If you have ever seen a position written as 18T WL 84500 07300 instead of plain latitude and longitude, you have met the Military Grid Reference System. MGRS is the standard NATO militaries, FEMA, and search-and-rescue teams use to describe any point on Earth as a short, readable string that is hard to misread over a radio. This guide breaks down what MGRS is, how it is structured, how to read it, and how it relates to UTM and the civilian USNG.
What MGRS is (and why it exists)
MGRS is a grid-based way to express a location, built on top of the Universal Transverse Mercator (UTM) projection (and Universal Polar Stereographic near the poles). Instead of two long decimal numbers, it packs a position into a compact alphanumeric reference. The whole system is designed around one practical goal: communicating a precise spot quickly and without ambiguity. Because it uses meters rather than degrees, distances and movements on the ground are easy to reason about.
If you would rather think in plain latitude and longitude, our tool that shows your current coordinates is a friendlier starting point. MGRS is the format you reach for when you need a rugged, field-ready reference.
The structure of an MGRS coordinate
Every MGRS reference is built from three parts read left to right:
- Grid Zone Designator (GZD) — a number 1–60 (a 6°-wide UTM zone) plus a latitude band letter (C–X), e.g.
18T. This narrows you to a quadrangle 6° wide by 8° tall. - 100,000-meter square ID — two letters, e.g.
WL, identifying a 100 km × 100 km square inside that zone. - Numeric easting and northing — an even number of digits split in half: the first half is the easting (read right), the second half is the northing (read up).

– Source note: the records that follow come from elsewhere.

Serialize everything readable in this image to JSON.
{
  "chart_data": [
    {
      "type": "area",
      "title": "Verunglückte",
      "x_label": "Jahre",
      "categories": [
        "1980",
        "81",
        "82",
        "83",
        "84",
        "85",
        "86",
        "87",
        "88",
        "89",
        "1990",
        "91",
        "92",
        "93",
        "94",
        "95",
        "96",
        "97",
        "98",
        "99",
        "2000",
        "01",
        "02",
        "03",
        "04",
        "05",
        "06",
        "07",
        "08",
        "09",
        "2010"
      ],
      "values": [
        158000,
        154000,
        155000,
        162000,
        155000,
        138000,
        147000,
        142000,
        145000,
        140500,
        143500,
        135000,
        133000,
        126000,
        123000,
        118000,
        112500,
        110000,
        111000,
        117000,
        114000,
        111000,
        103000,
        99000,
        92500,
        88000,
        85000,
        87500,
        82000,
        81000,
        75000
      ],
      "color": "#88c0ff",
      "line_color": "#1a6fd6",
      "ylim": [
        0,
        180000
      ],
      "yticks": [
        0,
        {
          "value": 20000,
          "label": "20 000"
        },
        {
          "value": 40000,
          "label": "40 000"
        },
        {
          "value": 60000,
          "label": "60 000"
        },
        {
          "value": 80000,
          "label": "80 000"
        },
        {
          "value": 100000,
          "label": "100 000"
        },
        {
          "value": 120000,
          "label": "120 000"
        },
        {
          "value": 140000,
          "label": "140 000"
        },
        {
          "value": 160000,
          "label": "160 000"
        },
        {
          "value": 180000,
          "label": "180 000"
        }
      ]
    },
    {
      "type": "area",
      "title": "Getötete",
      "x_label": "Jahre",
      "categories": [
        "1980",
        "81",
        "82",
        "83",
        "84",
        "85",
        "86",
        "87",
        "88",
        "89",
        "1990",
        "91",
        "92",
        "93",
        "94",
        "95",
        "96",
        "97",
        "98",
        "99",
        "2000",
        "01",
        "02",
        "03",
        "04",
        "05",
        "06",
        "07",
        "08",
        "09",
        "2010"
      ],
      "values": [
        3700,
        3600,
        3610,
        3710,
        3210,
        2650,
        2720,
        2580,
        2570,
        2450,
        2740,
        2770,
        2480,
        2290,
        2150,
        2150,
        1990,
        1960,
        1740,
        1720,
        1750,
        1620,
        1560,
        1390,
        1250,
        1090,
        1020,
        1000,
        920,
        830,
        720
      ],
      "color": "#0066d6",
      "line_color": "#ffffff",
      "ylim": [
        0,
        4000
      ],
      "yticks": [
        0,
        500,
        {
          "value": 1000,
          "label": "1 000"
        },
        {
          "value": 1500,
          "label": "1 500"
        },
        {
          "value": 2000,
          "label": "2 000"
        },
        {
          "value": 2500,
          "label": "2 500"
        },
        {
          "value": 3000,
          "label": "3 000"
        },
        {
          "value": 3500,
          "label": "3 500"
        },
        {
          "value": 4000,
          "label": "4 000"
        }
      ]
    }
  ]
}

So 18T WL 84500 07300 means zone 18T, square WL, easting 84500, northing 07300.
How to read it: right, then up
There is one golden rule borrowed from map reading: read right, then up. The easting digits move you across the square from west to east; the northing digits move you from south to north. Split the numeric block in half, take the first half as your horizontal position and the second half as your vertical position, and you have pinpointed the spot.

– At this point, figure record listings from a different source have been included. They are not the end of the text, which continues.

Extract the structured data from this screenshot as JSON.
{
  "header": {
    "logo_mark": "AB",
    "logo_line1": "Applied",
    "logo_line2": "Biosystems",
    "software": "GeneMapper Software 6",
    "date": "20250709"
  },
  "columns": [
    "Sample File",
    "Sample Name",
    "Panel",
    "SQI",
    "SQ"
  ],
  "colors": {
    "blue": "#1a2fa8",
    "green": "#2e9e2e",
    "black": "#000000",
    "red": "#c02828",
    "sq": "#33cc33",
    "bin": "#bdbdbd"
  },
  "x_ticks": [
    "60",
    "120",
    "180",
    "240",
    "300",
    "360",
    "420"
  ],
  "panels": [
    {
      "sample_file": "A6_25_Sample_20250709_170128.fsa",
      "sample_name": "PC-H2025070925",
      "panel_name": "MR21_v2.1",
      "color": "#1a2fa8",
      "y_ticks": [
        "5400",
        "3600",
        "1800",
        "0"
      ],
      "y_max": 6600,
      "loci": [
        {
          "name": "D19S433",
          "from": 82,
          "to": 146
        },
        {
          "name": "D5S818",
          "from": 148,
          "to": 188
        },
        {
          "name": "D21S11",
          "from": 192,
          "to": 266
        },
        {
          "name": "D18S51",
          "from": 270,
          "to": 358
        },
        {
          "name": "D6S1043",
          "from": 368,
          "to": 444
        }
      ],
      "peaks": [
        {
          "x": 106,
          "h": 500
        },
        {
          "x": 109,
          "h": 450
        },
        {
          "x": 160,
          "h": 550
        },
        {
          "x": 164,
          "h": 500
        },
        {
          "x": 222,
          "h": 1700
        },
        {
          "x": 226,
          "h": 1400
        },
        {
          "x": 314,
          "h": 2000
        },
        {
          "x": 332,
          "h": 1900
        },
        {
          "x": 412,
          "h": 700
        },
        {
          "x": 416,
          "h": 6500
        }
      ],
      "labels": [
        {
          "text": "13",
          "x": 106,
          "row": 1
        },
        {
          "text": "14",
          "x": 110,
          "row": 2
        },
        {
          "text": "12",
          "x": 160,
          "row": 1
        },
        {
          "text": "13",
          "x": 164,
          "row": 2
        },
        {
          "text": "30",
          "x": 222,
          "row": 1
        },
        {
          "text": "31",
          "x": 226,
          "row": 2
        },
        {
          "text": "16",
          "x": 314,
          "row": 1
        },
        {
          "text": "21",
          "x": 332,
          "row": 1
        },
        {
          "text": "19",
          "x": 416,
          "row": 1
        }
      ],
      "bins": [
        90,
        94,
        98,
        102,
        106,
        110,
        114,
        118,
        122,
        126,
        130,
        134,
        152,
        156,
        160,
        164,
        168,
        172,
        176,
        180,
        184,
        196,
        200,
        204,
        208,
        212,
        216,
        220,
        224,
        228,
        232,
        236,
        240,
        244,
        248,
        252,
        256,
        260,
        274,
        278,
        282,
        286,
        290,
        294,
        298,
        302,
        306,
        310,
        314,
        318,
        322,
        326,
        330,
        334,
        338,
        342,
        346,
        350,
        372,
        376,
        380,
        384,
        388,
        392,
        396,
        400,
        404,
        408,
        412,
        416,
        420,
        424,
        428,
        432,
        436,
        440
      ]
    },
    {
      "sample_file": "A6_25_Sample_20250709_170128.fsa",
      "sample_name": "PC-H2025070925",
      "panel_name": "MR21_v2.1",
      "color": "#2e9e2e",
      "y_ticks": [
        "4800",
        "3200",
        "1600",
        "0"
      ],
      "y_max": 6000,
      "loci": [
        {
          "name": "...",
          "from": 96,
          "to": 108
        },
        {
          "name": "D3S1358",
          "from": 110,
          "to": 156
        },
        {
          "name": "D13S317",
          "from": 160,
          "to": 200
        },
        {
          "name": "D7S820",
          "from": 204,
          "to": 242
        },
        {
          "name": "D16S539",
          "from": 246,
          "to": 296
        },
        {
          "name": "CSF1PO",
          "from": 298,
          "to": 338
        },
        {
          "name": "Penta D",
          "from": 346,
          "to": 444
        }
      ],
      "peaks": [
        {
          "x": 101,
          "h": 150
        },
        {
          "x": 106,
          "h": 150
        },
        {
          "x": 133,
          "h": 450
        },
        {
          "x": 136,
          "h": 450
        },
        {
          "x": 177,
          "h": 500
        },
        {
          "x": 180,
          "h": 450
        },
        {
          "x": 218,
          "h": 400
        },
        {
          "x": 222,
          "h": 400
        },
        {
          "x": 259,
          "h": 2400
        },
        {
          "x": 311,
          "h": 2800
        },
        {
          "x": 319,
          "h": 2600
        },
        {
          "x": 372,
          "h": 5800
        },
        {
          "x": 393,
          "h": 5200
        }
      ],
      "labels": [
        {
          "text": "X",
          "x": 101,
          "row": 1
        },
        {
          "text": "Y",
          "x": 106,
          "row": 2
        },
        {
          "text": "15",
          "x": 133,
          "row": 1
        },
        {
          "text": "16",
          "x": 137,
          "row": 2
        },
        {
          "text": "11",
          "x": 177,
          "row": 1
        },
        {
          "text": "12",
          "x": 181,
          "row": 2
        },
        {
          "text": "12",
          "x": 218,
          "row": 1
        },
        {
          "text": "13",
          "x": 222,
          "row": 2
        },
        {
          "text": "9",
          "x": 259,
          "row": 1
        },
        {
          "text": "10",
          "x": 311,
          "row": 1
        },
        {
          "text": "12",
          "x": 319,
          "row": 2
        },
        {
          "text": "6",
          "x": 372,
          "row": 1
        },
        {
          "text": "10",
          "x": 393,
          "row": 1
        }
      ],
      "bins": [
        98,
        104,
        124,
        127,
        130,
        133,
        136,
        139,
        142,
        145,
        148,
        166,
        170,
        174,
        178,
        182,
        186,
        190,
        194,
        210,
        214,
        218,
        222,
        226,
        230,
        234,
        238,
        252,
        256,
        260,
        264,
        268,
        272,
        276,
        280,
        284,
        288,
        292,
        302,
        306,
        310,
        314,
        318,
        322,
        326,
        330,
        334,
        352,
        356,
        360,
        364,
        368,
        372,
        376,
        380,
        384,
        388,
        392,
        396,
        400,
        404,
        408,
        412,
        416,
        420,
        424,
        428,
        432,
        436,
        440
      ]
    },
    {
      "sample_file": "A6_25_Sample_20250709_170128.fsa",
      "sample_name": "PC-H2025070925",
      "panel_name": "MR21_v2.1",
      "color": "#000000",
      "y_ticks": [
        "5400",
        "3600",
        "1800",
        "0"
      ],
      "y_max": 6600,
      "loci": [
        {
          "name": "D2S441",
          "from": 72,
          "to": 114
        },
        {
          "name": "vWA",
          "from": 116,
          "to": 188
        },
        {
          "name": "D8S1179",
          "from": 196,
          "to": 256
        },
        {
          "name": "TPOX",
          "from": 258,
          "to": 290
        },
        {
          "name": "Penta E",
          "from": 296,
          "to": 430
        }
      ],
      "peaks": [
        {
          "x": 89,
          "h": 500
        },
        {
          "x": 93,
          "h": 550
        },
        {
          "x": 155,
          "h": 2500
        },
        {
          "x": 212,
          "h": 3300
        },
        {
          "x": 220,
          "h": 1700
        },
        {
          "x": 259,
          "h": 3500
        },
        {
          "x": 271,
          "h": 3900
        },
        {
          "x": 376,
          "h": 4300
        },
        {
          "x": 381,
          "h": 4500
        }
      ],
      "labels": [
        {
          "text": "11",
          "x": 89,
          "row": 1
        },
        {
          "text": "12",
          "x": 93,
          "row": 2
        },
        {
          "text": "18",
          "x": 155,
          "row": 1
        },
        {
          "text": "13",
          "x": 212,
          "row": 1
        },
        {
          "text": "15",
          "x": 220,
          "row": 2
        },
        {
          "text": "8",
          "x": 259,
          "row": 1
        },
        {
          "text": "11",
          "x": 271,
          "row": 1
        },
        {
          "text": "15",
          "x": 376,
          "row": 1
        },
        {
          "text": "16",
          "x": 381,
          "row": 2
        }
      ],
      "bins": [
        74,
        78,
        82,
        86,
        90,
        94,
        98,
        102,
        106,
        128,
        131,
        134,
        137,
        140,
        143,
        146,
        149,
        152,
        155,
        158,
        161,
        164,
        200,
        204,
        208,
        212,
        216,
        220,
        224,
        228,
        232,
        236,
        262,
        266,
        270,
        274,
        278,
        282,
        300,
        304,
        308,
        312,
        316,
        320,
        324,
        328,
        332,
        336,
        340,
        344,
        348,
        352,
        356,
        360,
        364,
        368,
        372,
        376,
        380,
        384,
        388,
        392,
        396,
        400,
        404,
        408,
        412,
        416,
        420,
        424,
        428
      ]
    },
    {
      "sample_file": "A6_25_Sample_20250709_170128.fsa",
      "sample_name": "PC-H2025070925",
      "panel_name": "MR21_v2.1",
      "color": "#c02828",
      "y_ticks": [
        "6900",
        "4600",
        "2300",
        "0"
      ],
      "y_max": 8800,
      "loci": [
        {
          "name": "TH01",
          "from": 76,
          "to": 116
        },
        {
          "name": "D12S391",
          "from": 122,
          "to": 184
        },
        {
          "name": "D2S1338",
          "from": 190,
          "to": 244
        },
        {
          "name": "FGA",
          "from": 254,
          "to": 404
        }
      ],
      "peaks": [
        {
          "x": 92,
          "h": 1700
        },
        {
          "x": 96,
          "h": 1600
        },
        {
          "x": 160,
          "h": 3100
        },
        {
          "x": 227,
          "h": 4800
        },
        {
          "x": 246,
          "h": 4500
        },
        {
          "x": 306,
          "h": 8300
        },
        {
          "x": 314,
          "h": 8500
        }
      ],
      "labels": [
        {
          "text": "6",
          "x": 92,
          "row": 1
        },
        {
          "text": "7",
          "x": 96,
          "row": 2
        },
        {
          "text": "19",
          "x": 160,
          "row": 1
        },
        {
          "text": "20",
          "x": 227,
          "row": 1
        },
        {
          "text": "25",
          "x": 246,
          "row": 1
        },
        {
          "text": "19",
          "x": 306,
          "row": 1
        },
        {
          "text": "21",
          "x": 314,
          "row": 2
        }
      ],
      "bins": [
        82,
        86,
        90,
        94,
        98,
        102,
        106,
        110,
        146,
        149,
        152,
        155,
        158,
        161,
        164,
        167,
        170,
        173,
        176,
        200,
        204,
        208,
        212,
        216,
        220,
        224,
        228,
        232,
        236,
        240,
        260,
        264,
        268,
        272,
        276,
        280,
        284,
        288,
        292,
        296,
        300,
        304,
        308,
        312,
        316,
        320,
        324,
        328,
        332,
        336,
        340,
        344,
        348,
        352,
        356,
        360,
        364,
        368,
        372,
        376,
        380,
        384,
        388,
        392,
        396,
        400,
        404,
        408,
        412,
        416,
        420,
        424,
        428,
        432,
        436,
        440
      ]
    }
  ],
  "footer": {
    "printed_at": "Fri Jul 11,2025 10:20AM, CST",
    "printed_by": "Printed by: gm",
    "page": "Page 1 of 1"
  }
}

The number of digits controls precision, and the count is always even:
| Digits | Precision | Roughly |
|---|---|---|
| 2 | 10,000 m | a town |
| 4 | 1,000 m | a neighborhood |
| 6 | 100 m | a city block |
| 8 | 10 m | a house |
| 10 | 1 m | a parking spot |
So 18T WL 845 073 (6 digits) is good to ~100 m, while 18T WL 84500 07300 (10 digits) is good to ~1 m.
MGRS, UTM, and USNG
These three are close relatives. UTM gives you a zone plus a full easting and northing in meters; MGRS takes those same numbers and compresses them using the letter-square shorthand. If you work with UTM figures directly, our latitude/longitude to UTM converter handles that translation.
The United States National Grid (USNG) is essentially MGRS for civilian and emergency use inside the U.S. The grid is identical; the main differences are presentation and datum. USNG usually adds spaces between parts and is published on the NAD 83 datum, while MGRS is typically WGS 84 — a ground difference of about a meter. For everyday WGS 84 work, an MGRS string and a USNG string describe the same place.
Converting to and from MGRS
You rarely build MGRS by hand. To turn a normal location into a grid reference, paste coordinates into our latitude/longitude to MGRS converter and copy the result. Going the other direction, or jumping between formats, is just as quick:
- Switch between decimal degrees, DMS, UTM, and MGRS with the all-in-one coordinate converter.
- Turn a street address into coordinates first using address-to-coordinates lookup, then convert.
- Need to send a spot to someone fast? share your current location as a link instead.
Once you can spot the zone, the square, and the right-then-up digits, MGRS stops looking cryptic — it is just a tidy, meter-based address for anywhere on the planet.